Frustrated, the Palestinian public predictably swung to the far right. Their embrace of Hamas does not indicate that most Palestinians are dedicated to destroying Israel; polls show that most support a two-state solution and are weary of the endless violence. Rather, they are sick of the Palestinian Authority and believe that Hamas will be more effective negotiating partners with the Israelis. As a Saudi political talk show host told the Associated Press, "They [Hamas] will be the Arab Sharon. They will be tough, but only a tough group can snatch concessions from Israel."
In a mystifying self-contradiction, Bush trumpeted that "the Palestinians had an election yesterday, the results of which remind me about the power of democracy." If elections were really the same as democracy, and if Bush was so happy about the process, then we might expect him to pledge to work with the results, which by his lights would be intrinsically good. But then he suddenly swerved away from this line of thought, reverting to boilerplate and saying, "On the other hand, I don't see how you can be a partner in peace if you advocate the destruction of a country as part of your platform. And I know you can't be a partner in peace if you have a -- if your party has got an armed wing."

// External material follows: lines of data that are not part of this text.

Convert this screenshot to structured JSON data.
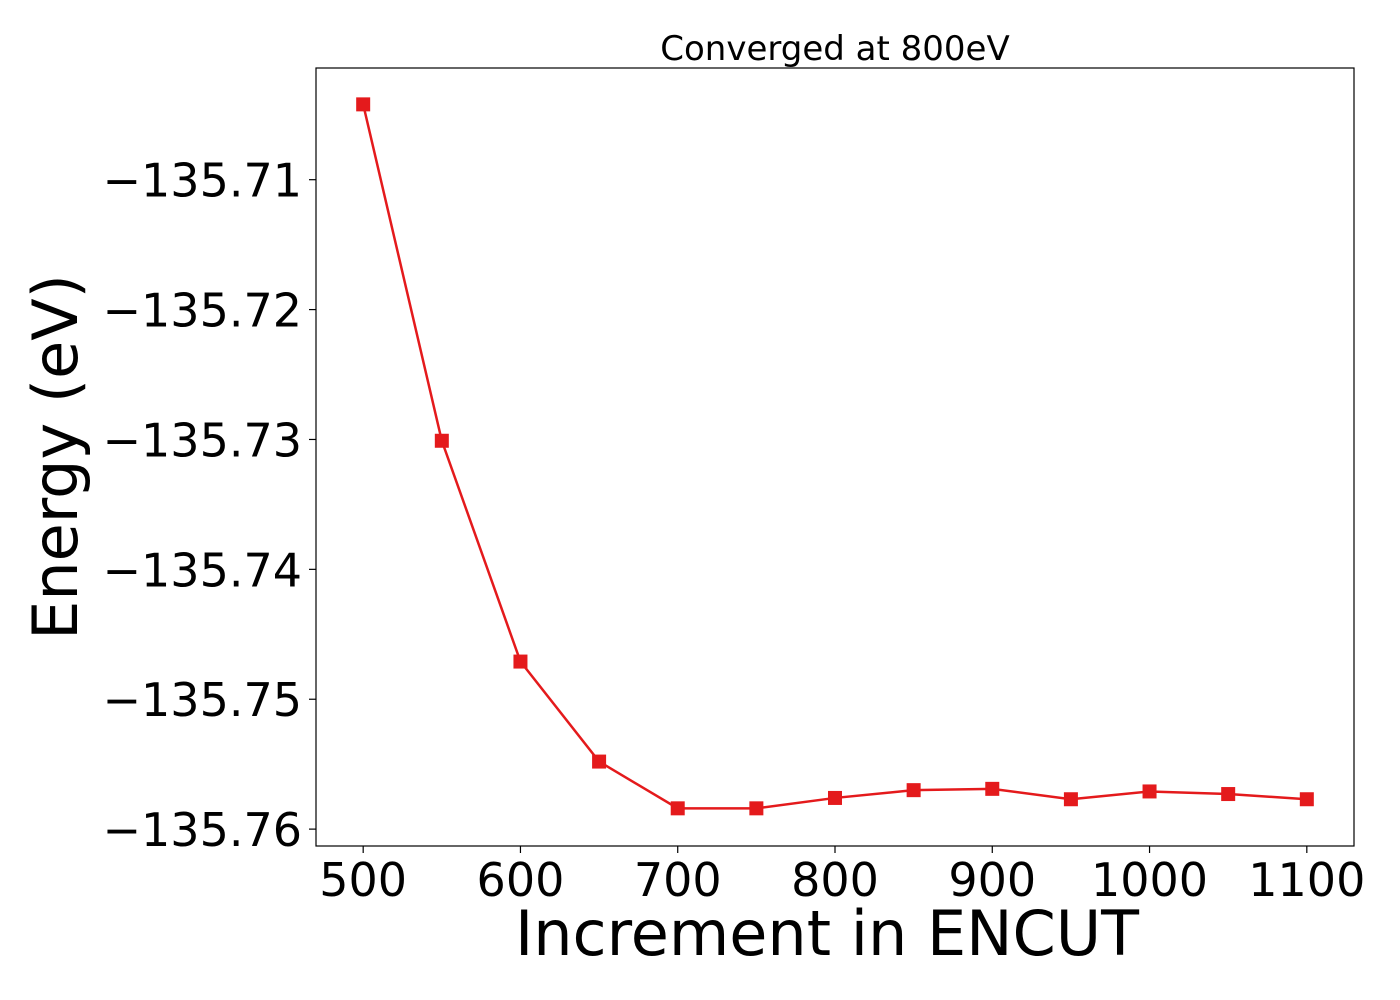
{
  "chart_data": {
    "type": "line",
    "title": "Converged at 800eV",
    "xlabel": "Increment in ENCUT",
    "ylabel": "Energy (eV)",
    "xlim": [
      470,
      1130
    ],
    "ylim": [
      -135.7613,
      -135.7014
    ],
    "xticks": [
      500,
      600,
      700,
      800,
      900,
      1000,
      1100
    ],
    "yticks": [
      -135.71,
      -135.72,
      -135.73,
      -135.74,
      -135.75,
      -135.76
    ],
    "ytick_labels": [
      "−135.71",
      "−135.72",
      "−135.73",
      "−135.74",
      "−135.75",
      "−135.76"
    ],
    "grid": false,
    "color": "#e41a1c",
    "marker": "square",
    "series": [
      {
        "x": [
          500,
          550,
          600,
          650,
          700,
          750,
          800,
          850,
          900,
          950,
          1000,
          1050,
          1100
        ],
        "values": [
          -135.7042,
          -135.7301,
          -135.7471,
          -135.7548,
          -135.7584,
          -135.7584,
          -135.7576,
          -135.757,
          -135.7569,
          -135.7577,
          -135.7571,
          -135.7573,
          -135.7577
        ]
      }
    ]
  }
}
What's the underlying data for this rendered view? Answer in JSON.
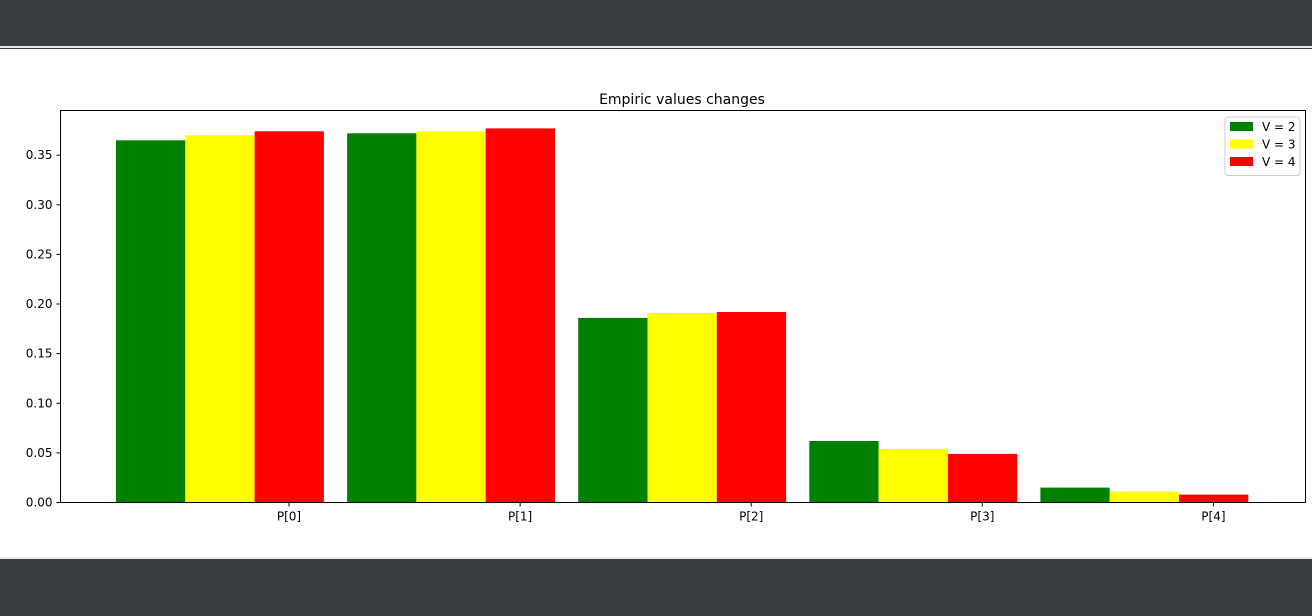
{
  "figure": {
    "background": "#ffffff",
    "frame_color": "#3a3d41"
  },
  "chart_data": {
    "type": "bar",
    "title": "Empiric values changes",
    "xlabel": "",
    "ylabel": "",
    "categories": [
      "P[0]",
      "P[1]",
      "P[2]",
      "P[3]",
      "P[4]"
    ],
    "series": [
      {
        "name": "V = 2",
        "color": "#008000",
        "values": [
          0.365,
          0.372,
          0.186,
          0.062,
          0.015
        ]
      },
      {
        "name": "V = 3",
        "color": "#ffff00",
        "values": [
          0.37,
          0.374,
          0.191,
          0.054,
          0.011
        ]
      },
      {
        "name": "V = 4",
        "color": "#ff0000",
        "values": [
          0.374,
          0.377,
          0.192,
          0.049,
          0.008
        ]
      }
    ],
    "ylim": [
      0,
      0.395
    ],
    "yticks": [
      "0.00",
      "0.05",
      "0.10",
      "0.15",
      "0.20",
      "0.25",
      "0.30",
      "0.35"
    ],
    "grid": false,
    "legend_position": "top-right"
  }
}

So Bush is saying that even though elections are democracy and democracy is good and powerful, it has produced unacceptable results in this case, and so the resulting Hamas government will lack the legitimacy necessary to allow the United States to deal with it or go forward in any peace process. Bush's double standard is clear in his diction, since he was perfectly happy to deal with Israel's Likud Party, which is dedicated to the destruction of the budding Palestinian state, and which used the Israeli military and security services for its party platform in destroying the infrastructure of the Palestinian Authority throughout the early years of this century.
As Orwell reminded us, some are more equal than others.
Bush has boxed himself into an impossible situation. He promoted elections that have produced results opposite of the ones he wanted. For all his constant rhetoric about his determination to hunt down and kill terrorists, in Palestine he has in effect helped install into power a group he calls "terrorists." His confusion over whether this is democracy, which should be legitimate, or is an unacceptable outcome -- and his unwillingness to address the underlying issues behind the Israeli-Palestinian conflict -- suggest that a fatal paralysis will continue to afflict the region.